Re: Flaw in the driver-model implementation of attributes

Kevin P. Fleming (kpfleming@cox.net)
Tue, 17 Jun 2003 18:38:12 -0700


Alan Stern wrote:

> For example, on my system the master device on the first PCI IDE channel
> is a hard disk, hda in fact. This means that
> /sys/devices/pci0/0000:00:07.1/ide0/0.0/ and /sys/block/hda/ refer to the
> same physical device. One is created by the IDE bus driver, the other by
> a block device driver. Granted, there are links from one to the other,
> but it still indicates that the organization of sysfs reflects the
> software organization of the kernel as much as the physical organization
> of the computer system.
>

PMJFI, and I'm not driver model expert, but I can think I can answer
this one. Yes, you are correct, these two sysfs directories are
associated with the same physical devices. However, they are definitely
two different things.

The first is an IDE device. It has attributes common to IDE devices,
like DMA/PIO mode, cable type, bus speed, etc.

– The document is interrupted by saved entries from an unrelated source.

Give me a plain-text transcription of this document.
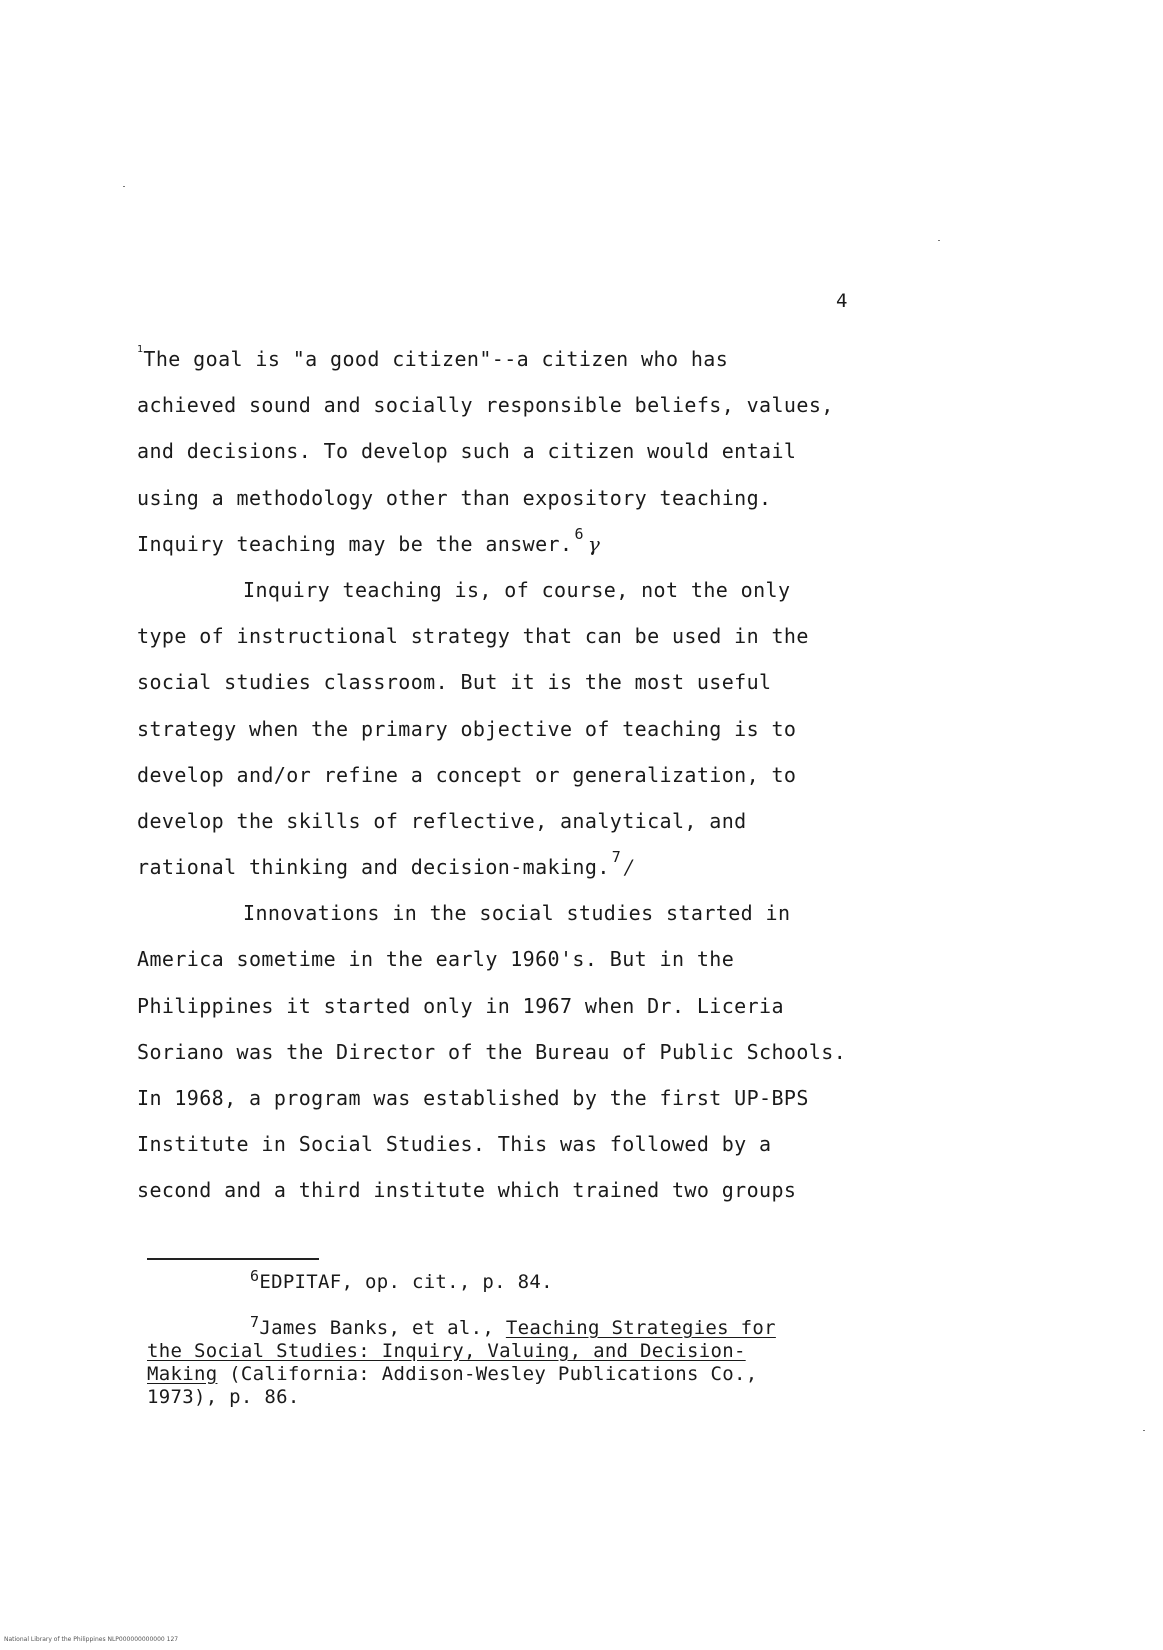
4
$^1$The goal is "a good citizen"--a citizen who has
achieved sound and socially responsible beliefs, values,
and decisions. To develop such a citizen would entail
using a methodology other than expository teaching.
Inquiry teaching may be the answer. $^6$ γ
Inquiry teaching is, of course, not the only
type of instructional strategy that can be used in the
social studies classroom. But it is the most useful
strategy when the primary objective of teaching is to
develop and/or refine a concept or generalization, to
develop the skills of reflective, analytical, and
rational thinking and decision-making. $^7$ /
Innovations in the social studies started in
America sometime in the early 1960's. But in the
Philippines it started only in 1967 when Dr. Liceria
Soriano was the Director of the Bureau of Public Schools.
In 1968, a program was established by the first UP-BPS
Institute in Social Studies. This was followed by a
second and a third institute which trained two groups
$^6$EDPITAF, op. cit., p. 84.
$^7$James Banks, et al., Teaching Strategies for
the Social Studies: Inquiry, Valuing, and Decision-
Making (California: Addison-Wesley Publications Co.,
1973), p. 86.
National Library of the Philippines NLP000000000000 127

The second is a block device. A _generic_ block device. It has
attributes like length, dev (its device number), I/O scheduler settings,
etc.

These are two wildly differing views, but yes, they are the same device.
These differing attributes do _not_ belong in the same directory. An
application looking at your IDE devices does not really care how the
block subsystem perceives those devices (i.e. hdparm). Conversely, an
application looking at your block devices should not care about what
underlying physical devices (if any :-) they are associated with.